The neural basis of atrial fibrillation.

J Electrocardiol

Cardiac Arrhythmia Research Institute, University of Oklahoma Health Sciences Center, Oklahoma City, OK 73104, USA.

Published: October 2006

AI Article Synopsis

  • Recent studies suggest that targeting autonomic nerves and ganglia in the heart may effectively suppress atrial fibrillation (AF) while causing less myocardial damage compared to traditional pulmonary vein isolation procedures.
  • Clinical research indicates that isolating pulmonary veins using radiofrequency lesions has had limited success (70-85%), but a new strategy focusing on ganglionated plexi at the vein entrances shows promise with success rates of 91-99%.
  • Basic studies highlight that the release of neurotransmitters from ganglionated plexi contributes to the initiation of paroxysmal AF, suggesting that ablation of these nerve clusters can improve treatment outcomes for patients resistant to conventional therapies.

Article Abstract

Unlabelled: This review addresses recent basic and clinical studies which suggest that targeting autonomic nerves and ganglia on the heart can result in suppression of atrial fibrillation (AF) with less damage to myocardium than the presently employed procedure which involves extensive pulmonary vein (PV) isolation from the rest of the left atrium.

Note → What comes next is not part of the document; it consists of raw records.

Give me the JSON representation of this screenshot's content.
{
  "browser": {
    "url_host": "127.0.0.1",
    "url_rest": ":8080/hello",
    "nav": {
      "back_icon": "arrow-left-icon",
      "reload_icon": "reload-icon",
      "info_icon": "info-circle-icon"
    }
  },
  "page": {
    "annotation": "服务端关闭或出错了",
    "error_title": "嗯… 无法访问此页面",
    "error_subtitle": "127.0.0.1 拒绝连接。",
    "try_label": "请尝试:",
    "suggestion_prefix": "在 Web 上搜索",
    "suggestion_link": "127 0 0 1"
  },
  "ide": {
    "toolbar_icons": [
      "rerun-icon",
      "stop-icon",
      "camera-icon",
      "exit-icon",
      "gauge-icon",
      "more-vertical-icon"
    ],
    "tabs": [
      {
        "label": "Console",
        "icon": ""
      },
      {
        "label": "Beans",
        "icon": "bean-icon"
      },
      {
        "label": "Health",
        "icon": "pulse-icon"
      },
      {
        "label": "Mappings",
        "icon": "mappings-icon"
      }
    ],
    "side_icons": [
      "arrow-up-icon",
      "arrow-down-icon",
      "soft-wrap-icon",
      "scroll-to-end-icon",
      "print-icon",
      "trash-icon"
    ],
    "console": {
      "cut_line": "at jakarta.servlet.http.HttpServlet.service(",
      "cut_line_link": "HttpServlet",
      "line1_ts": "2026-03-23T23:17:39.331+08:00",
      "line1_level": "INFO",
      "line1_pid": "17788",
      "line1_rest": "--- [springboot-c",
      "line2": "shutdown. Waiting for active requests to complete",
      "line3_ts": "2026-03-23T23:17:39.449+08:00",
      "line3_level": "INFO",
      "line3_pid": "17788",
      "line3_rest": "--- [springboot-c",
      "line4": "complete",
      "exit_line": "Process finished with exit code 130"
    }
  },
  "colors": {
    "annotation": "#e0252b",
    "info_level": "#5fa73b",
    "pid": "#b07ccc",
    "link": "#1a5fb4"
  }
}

Clinical Studies: Clinical electrophysiologists in 1998 discovered that the majority of patients with paroxysmal form of AF, resistant to drugs and cardioversion, had focal, ectopic firing arising from the myocardial sleeves covering the PVs. They developed a strategy which called for inducing radiofrequency lesions which would supposedly isolate the PVs from the atria thereby curing this form of AF. To date this strategy has had limited success (70-85%). A new approach relies on targeting the ganglionated plexi (GP) at the entrances of the PVs. Several clinical reports provide evidence that this new approach can increase the success rate for radiofrequency ablation of paroxysmal AF (91-99%).

Basic Studies: Experimental investigations in animal studies, both in vivo and in vitro, have accumulated evidence for a mechanistic basis for the ablation of GP to terminate paroxysmal AF. Specifically, release of the neurotransmitter, acetylcholine, from these GP causes shortening of atrial and PV sleeve refractoriness. In addition, the concomitant release of adrenergic neurotransmitters mobilizes excess calcium intracellularly leading to early afterdepolarizations and triggered firing particularly in PV cells. We conclude that hyperactivity of these local cardiac GP play a critical role in initiating the paroxysmal form of AF resistant to drugs and cardioversion. Targeting the GP for ablation can substantially increase the success rate for terminating AF in these patients.